Rural medicine is something of a family endeavour for the Lewandowski clan – Dr Lewandowski’s wife works as an emergency department nurse and his daughter is in her fifth year of medicine at James Cook University, with plans to go on to train as a rural generalist. (His son, who works in IT in Melbourne, is the only exception to the rule.)
Over his two-year term as president, Dr Lewandowski told The Medical Republic that he hoped to see real change in key areas like maternity, workforce and immigration reform.
Having migrated to Australia as an internationally trained doctor himself, Dr Lewandowski has particular insight into the situation for the thousands of overseas medical graduates who keep rural Australia’s medical system chugging along.
“There’s red tape and weird rules, like you’ve got to practice [in a certain rural area], but you can’t keep your visa unless you’ve finished your training, but you can’t finish your training unless you move [into a city],” he said.
At the end of the day, he said, internationally and domestically trained doctors are all Australian doctors and they need to be supported to work in the bush.
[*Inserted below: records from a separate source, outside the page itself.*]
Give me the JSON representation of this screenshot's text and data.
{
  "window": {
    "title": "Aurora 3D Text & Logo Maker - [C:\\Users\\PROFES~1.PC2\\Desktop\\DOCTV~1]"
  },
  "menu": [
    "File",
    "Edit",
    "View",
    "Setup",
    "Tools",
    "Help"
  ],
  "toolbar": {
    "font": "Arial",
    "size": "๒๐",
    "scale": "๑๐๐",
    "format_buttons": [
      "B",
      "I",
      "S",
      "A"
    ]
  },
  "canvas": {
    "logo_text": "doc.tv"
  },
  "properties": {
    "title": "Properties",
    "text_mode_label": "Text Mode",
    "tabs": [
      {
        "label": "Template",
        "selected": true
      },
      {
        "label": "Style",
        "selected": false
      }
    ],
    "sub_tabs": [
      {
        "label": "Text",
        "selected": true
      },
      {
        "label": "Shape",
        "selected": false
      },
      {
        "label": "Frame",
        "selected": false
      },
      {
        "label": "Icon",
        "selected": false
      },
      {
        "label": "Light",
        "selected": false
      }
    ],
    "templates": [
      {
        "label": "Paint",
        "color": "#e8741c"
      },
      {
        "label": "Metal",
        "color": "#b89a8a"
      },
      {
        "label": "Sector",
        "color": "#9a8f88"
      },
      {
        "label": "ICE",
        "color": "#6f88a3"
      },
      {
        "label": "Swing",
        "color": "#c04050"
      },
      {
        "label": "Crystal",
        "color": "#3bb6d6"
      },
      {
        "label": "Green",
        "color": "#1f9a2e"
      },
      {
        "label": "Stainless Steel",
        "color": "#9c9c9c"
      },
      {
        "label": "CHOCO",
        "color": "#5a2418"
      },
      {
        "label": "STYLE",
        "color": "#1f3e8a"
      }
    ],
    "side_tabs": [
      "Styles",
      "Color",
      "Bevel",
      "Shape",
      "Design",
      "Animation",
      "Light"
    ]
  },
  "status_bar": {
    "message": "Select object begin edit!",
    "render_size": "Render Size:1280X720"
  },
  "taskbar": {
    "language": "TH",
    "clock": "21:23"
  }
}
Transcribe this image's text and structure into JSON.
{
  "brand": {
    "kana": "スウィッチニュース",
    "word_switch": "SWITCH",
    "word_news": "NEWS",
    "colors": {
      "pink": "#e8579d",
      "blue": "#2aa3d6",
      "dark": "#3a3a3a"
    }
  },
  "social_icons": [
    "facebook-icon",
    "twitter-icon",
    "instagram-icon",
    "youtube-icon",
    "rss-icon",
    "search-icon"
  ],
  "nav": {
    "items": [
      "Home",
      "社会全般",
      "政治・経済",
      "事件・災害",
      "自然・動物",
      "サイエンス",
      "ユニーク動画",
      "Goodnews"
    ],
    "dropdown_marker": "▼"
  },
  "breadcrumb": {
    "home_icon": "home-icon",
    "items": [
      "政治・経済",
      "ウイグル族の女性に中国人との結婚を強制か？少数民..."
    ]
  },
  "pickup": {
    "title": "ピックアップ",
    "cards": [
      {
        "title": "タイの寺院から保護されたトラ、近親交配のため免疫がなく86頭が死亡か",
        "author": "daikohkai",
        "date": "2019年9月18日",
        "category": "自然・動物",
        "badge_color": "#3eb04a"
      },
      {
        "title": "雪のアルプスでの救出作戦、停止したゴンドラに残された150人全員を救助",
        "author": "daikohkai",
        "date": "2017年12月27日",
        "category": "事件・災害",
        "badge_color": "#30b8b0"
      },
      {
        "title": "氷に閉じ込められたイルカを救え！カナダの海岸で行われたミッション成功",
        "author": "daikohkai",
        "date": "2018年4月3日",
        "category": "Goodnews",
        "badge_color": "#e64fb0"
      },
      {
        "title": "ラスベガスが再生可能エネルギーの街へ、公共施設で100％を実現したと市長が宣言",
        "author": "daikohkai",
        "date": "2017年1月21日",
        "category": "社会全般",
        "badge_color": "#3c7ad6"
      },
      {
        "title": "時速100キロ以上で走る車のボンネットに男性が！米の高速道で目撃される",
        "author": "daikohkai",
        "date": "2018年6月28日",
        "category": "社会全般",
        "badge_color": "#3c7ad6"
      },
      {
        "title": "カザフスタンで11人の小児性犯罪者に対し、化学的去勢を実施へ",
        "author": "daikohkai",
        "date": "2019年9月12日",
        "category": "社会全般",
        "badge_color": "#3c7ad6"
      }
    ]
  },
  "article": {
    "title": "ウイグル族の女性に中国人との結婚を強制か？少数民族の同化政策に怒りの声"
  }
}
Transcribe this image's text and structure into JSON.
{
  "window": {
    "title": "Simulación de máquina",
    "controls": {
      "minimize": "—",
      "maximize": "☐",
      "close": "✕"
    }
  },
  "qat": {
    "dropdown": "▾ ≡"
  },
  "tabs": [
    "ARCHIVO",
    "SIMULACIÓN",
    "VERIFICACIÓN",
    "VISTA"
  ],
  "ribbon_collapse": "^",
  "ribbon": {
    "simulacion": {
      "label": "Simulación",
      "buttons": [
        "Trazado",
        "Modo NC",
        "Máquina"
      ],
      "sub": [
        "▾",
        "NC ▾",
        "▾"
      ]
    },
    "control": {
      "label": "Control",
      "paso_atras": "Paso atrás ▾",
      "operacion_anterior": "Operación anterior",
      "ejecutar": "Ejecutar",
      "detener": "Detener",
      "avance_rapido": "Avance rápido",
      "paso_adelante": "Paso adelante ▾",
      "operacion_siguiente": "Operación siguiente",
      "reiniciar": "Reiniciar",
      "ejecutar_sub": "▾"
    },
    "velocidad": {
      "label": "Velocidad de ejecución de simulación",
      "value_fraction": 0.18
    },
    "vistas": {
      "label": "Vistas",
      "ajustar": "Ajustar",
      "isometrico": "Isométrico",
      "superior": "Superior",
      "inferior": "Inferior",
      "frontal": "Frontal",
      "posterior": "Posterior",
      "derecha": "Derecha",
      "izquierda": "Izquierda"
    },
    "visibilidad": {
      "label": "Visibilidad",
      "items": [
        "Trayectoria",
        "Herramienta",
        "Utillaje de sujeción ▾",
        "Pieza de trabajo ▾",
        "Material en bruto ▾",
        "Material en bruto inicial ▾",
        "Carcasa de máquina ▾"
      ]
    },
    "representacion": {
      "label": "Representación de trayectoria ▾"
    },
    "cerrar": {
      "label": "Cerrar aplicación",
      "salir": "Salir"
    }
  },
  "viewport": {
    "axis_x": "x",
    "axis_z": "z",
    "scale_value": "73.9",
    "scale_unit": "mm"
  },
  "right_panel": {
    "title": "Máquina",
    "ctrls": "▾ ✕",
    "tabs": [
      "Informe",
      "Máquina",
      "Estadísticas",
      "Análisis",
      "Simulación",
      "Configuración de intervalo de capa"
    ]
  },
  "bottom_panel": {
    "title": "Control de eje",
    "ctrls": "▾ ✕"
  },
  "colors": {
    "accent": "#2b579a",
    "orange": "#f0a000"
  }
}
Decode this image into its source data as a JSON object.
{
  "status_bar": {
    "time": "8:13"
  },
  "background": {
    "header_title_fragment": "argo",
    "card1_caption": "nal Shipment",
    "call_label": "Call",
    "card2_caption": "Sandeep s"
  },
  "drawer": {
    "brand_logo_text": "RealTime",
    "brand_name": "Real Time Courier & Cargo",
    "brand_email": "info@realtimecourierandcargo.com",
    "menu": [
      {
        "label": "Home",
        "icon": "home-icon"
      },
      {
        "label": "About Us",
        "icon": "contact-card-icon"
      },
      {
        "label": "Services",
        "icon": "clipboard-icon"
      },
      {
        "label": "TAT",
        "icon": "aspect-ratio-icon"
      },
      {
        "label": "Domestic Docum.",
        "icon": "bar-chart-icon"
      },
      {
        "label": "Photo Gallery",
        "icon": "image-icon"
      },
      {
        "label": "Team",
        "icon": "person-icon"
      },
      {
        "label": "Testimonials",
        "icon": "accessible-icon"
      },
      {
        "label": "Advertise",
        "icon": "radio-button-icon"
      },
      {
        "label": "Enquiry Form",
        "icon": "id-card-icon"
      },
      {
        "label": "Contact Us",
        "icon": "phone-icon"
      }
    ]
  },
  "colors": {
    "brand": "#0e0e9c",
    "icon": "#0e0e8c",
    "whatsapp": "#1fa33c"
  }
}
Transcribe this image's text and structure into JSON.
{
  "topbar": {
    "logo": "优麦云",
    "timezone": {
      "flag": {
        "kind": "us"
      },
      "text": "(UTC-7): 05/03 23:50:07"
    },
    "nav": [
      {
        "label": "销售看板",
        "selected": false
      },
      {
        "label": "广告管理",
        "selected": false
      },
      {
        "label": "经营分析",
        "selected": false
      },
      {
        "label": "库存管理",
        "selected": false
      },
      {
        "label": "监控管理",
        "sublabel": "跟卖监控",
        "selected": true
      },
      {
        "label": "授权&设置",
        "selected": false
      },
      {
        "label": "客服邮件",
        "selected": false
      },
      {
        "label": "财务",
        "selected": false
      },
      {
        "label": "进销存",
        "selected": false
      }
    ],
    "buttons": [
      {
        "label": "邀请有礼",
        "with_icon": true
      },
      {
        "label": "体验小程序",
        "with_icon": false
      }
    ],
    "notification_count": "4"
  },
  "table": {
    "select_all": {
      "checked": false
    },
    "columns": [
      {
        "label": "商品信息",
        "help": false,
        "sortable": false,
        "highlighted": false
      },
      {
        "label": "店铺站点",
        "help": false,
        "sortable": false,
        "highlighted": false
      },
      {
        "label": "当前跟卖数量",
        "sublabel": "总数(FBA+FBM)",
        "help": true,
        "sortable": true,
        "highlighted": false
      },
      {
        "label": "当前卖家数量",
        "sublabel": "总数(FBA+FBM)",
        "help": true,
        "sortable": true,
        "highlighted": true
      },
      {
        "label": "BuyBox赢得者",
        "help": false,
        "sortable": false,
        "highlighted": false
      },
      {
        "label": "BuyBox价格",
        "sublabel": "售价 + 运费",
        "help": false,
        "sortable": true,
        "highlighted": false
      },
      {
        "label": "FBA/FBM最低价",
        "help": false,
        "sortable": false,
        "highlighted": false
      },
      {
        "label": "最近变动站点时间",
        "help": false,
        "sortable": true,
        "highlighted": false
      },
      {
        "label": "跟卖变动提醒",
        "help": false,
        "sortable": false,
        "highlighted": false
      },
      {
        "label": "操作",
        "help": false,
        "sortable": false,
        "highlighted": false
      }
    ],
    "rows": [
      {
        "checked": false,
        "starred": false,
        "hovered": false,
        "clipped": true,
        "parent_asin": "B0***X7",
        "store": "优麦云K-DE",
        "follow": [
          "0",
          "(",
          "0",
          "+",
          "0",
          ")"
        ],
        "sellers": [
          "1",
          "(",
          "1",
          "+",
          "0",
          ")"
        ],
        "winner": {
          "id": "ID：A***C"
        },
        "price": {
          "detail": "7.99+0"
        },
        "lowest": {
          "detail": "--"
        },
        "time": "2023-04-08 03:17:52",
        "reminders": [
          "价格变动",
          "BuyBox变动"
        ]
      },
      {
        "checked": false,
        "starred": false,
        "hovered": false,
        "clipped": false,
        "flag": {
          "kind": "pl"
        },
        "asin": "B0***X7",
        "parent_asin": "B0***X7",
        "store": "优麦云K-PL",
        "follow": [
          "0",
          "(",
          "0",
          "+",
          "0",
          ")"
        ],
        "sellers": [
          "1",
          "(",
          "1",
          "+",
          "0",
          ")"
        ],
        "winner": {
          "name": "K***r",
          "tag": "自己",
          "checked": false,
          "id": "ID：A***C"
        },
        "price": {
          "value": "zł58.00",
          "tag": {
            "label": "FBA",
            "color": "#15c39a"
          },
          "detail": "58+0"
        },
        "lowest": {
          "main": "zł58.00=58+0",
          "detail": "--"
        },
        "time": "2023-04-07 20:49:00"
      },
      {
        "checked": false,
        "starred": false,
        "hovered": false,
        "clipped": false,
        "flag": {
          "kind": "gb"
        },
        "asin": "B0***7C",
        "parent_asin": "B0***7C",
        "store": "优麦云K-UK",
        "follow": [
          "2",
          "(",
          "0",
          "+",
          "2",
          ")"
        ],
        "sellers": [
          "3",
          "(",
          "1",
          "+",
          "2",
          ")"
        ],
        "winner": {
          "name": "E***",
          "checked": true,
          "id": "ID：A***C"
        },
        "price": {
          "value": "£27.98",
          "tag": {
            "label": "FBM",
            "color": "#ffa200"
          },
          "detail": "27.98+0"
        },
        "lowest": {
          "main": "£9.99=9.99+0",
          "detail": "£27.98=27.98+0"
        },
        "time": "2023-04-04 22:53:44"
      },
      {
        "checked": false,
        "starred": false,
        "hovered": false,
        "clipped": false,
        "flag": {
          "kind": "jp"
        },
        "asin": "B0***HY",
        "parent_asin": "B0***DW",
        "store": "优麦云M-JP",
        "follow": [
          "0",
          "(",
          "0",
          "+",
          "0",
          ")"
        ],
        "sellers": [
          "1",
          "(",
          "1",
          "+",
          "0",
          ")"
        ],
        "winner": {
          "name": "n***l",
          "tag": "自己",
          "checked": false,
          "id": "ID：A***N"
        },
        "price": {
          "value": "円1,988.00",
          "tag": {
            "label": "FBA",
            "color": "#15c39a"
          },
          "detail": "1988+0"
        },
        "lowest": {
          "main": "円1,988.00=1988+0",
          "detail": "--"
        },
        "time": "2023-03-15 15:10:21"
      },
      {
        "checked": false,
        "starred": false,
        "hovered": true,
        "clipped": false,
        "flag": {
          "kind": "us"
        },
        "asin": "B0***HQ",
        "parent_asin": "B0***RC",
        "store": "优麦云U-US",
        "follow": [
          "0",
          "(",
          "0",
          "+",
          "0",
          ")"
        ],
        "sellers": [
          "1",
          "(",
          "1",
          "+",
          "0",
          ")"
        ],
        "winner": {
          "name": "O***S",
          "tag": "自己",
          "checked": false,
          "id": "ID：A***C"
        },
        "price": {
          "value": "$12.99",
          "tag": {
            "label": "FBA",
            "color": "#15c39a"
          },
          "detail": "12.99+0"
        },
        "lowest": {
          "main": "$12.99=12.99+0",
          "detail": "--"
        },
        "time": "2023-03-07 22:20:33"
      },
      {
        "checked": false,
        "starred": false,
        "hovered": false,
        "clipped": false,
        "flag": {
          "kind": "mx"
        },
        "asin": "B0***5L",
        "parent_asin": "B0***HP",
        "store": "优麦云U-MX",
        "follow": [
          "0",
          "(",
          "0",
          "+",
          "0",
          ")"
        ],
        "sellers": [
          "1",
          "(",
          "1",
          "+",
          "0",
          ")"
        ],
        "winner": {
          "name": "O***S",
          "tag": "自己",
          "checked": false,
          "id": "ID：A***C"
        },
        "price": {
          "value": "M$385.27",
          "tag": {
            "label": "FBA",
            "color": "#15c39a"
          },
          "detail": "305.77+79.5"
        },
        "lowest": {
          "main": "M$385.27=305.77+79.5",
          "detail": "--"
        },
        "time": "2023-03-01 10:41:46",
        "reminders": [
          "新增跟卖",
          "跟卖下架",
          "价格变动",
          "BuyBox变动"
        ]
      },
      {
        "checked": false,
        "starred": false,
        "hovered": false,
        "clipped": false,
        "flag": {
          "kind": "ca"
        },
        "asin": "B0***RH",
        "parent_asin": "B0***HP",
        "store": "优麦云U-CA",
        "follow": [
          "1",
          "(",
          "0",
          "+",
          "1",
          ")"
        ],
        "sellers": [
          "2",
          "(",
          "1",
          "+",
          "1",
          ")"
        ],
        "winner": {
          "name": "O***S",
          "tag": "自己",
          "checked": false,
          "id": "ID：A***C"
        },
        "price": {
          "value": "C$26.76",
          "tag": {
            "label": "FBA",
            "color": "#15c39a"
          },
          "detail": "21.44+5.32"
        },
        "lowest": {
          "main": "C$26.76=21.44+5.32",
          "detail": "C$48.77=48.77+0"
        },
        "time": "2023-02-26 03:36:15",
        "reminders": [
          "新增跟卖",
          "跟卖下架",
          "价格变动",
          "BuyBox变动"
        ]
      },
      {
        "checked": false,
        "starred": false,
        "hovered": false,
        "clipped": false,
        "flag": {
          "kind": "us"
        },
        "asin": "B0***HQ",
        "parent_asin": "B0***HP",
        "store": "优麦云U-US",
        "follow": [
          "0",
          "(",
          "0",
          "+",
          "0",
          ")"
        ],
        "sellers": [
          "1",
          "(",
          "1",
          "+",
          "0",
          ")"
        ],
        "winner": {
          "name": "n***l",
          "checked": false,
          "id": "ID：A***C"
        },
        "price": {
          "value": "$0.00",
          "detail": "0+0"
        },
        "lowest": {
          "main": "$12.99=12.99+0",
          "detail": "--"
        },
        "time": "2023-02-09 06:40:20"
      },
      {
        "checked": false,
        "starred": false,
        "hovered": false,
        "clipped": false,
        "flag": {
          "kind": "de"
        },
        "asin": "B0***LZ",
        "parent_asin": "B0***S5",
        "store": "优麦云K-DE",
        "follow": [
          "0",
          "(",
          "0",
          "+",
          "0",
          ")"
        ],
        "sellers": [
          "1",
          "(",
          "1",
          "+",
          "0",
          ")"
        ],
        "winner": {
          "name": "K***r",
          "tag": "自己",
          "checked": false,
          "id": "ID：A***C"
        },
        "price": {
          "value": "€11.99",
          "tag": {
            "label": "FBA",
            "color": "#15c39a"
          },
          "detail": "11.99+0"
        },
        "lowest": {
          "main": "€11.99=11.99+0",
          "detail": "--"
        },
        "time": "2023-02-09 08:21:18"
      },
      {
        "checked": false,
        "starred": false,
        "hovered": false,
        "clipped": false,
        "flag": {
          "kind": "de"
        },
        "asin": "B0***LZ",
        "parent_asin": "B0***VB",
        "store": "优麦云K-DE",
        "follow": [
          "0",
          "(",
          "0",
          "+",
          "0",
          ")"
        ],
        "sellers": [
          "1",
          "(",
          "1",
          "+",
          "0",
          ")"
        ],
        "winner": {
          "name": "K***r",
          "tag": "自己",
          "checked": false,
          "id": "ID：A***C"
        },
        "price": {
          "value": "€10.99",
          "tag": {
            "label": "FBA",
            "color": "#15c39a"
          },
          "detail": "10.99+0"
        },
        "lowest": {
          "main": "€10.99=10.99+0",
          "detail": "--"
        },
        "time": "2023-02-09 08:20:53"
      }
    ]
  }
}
“To [deliver that support] we need to look at things like Medicare, where we know that … especially in very remote settings, it doesn’t work,” Dr Lewandowski said.
“The MBS item numbers don’t fit the complexity and the time involved and the cost.”
There are plenty of situations where rural generalists, for example, are unable to claim the item numbers for the care that they deliver because their additional training is not necessarily recognised.
“We have to provide it for free, and that’s just not fair.”
RMA23 was on at the Hotel Grand Chancellor in Hobart, Tasmania, 19-21 October.